Après son entrée en vigueur à partir de 18H00 (09H00 à Paris), des jeunes marchent les bras chargés de cartons issus du pillage de commerces à Dumbéa, dans la banlieue nord de Nouméa, où une boucherie incendiée le matin est consciencieusement vidée.

Dans l'agglomération, les cris et les détonations sont incessants.

Magasins pillés, maisons incendiées, tirs sur les gendarmes: des affrontements d'une extrême violence ont secoué la nuit de lundi à mardi dans l'archipel français du Pacifique, alors que l'Assemblée nationale examine à Paris une révision constitutionnelle décriée par les indépendantistes.

Le texte vise à élargir le corps électoral aux élections provinciales, cruciales dans l'archipel du Pacifique sud. Les indépendantistes estiment que ce dégel risque de "minoriser encore plus le peuple autochtone kanak".

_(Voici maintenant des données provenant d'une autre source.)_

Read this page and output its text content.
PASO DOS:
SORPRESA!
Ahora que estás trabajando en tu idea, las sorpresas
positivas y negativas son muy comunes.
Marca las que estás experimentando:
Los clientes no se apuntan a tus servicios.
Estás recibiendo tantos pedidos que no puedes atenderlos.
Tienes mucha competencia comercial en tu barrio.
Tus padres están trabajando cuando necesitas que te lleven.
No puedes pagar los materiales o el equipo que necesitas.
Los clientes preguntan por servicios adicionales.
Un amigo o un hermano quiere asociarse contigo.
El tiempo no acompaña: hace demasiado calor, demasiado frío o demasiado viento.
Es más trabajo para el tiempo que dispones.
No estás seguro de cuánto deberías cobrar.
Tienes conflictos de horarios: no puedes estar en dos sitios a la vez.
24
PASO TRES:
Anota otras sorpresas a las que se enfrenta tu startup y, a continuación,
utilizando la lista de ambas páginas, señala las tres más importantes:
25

Par crainte d'un embrasement du territoire, des effectifs du groupe d'intervention de la gendarmerie (GIGN), du RAID, son équivalent pour la police, quatre escadrons de gendarmes mobiles et deux sections de la CRS 8, une unité spécialisée dans la lutte contre les violences urbaines, ont été mobilisés.

Sept escadrons de gendarmerie sont sur place, contre trois à quatre en temps normal, selon la gendarmerie.

Les forces de l'ordre ont procédé à 82 interpellations ces deux derniers jours, selon le dernier bilan rendu public par le ministre de l'Intérieur Gérald Darmanin.

- "Heures très difficiles" -
Malgré le couvre-feu, en vigueur jusqu'à 06H00 locales, un groupe d'hommes s'est déployé mardi devant leurs habitations pour tenter de les protéger et éviter le saccage de la grande surface située à proximité.

"Nous sortons malgré le couvre-feu, on éteint les mises à feu autour du rond-point, nos habitations sont toutes proches", témoigne l'un d'entre eux, Thomas, qui ne donne pas son nom.

"On vit des heures très difficiles. C'est la merde, que la réforme du corps électoral passe ou pas. Il va y avoir beaucoup de chômage et d'incertitude", ajoute-t-il.

L'homme se prépare à "passer une nuit blanche". "Même si on sait", poursuit-il, désabusé, "que l'on ne pourra pas (...) arrêter" les jeunes émeutiers "s'ils arrivent en masse".

Sur les réseaux sociaux, de très nombreuses images d'entreprises incendiées tournent en boucle, laissant craindre le pire pour une économie calédonienne déjà éprouvée.

Le couvre-feu complique la vie quotidienne de nombreux salariés, seuls les travailleurs "effectuant une mission de service public" étant autorisés à circuler, en plus des forces de l'ordre et des secours.

Dorothée - qui n'a pas donné son nom - et sa fille, qui travaillent de nuit dans le chef-lieu calédonien mais habitent le quartier d'Auteuil à Dumbéa, ont décidé de louer une chambre d'hôtel à Nouméa. Par peur de braver le couvre-feu, mais surtout d'être prises entre les tirs des émeutiers et des forces de l'ordre.

"C'est plus sûr pour nous, mais je m'inquiète pour mon dernier, qui est resté à la maison", explique la mère de famille quadragénaire.

A la tombée de la nuit, les actes de vandalisme ont repris de plus belle. Une grande enseigne de sport de la banlieue de Nouméa a été pillée, selon une correspondante de l'AFP.